Herod is the representative of those for whom there is no seriousness in life, but who live for pleasure. The world is filled with apes such as this. Not only has true faith, in any high and serious sense, no attraction for them, but they dislike everything involving deep thought or earnest work in any sphere. As soon as they are released from the claims of business, they rush off to be excited and amused. The one thing they dread is solitude, in which they might have to face themselves. In certain classes of society, where work is not necessary to obtain a livelihood, entertainment is all that exists — one amusement follows another, and the utmost care is taken to avoid any intervals where reflection might come in.
Christians should consider Christ’s example: we do not owe an answer to the religious objections of everyone we encounter. Among those we meet there are some that the Lord considers less than swine and dogs, and we should not waste our time on them. The Christian life is, indeed, a subject on which every theological hack takes the liberty of speaking; the most unholy and evil men of this world talk and write of Jesus Christ; but in reality it remains a subject on which very few are entitled to be heard. We may know beforehand which ones are worth hearing: we know what their opinions are worth based on the fruits their labors produce. If all religions lead to God, why do they not all lead us to the cross of Christ?
It may be conjectured that Jesus ought to have spoken to Herod— that He missed an opportunity. Ought He not to have appealed to his conscience and attempted to rouse him to a sense of his sin? His silence was itself this appeal. Had there been a spark of conscience left in Herod, those Eyes looking him through and through, and Jesus measuring and weighing him, would have caused his sins to rise up out of the grave and overwhelm him. Jesus was silent, that the voice of the dead Baptist might be heard.
If we understand it correctly, the silence of Christ is the most eloquent of all appeals.
How far Herod understood the silence of Jesus is difficult to determine. It is likely that he did not wish to understand. He acted as if he did not; he treated it as if the entire matter was a waste of his time. He thought that the reason Jesus would not work a miracle was because He could not. Antipas assumed He was a pretender whose powers left him when he falls into the hands of the king’s police. Jesus, he thought, was discredited. His Messianic claims were exploded; even now, he thought, His followers must be disillusioned and would return to recognize him as their true king.
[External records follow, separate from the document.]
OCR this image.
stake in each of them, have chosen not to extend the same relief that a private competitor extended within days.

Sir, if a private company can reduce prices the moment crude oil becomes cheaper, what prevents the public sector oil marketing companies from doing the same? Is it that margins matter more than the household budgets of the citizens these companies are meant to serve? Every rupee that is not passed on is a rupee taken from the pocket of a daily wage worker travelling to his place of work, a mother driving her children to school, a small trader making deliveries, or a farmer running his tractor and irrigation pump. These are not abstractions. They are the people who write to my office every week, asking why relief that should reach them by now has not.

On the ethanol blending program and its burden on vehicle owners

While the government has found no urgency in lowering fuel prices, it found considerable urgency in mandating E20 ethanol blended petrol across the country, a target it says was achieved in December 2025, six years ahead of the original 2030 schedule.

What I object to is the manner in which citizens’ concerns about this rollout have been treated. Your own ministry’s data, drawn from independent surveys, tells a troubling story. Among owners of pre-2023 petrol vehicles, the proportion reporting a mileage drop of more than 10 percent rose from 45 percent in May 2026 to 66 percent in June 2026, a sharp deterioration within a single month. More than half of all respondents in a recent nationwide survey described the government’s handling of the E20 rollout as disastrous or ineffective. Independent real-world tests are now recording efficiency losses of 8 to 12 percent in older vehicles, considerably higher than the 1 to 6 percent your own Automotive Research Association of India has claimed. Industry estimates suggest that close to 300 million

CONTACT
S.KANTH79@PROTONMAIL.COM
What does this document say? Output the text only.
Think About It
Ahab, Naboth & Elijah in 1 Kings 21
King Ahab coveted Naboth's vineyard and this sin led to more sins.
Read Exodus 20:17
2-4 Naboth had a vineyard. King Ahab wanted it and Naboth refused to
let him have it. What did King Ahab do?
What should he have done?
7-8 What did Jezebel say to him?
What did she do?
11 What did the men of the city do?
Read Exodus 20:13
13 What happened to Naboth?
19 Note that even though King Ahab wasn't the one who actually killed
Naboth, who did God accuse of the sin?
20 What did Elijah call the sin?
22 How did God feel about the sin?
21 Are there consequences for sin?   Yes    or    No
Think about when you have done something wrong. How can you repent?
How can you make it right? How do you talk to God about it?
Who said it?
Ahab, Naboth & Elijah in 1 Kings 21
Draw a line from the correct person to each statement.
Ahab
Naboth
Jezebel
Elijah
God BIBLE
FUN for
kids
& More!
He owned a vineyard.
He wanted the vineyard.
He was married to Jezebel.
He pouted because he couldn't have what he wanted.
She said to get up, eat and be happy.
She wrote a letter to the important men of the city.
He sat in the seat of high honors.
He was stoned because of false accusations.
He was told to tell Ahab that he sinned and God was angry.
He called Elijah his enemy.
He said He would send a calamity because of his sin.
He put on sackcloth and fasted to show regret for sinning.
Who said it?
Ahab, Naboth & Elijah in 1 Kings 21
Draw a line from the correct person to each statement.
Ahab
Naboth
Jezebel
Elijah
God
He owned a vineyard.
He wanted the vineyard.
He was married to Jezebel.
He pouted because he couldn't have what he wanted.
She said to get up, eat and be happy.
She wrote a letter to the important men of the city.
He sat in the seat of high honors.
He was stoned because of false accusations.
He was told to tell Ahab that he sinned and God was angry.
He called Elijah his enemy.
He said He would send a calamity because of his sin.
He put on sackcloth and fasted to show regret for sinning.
So he thought and so he said; and the minions around his throne chimed in; for there is no place where a great man’s word is echoed with more parrot-like precision of a petty court. And no doubt they considered it a great stroke of the king’s wit, well worthy of applause, when Herod, before sending Him back to Pilate, cast over His shoulders a gorgeous robe— probably in imitation of the white robe worn at Rome by candidates for office. The suggestion was that Jesus was a candidate for the throne of the country, but one so ridiculous that it would be a mistake to treat Him with anything but contempt. Thus amidst peals of laughter Jesus was driven from his presence.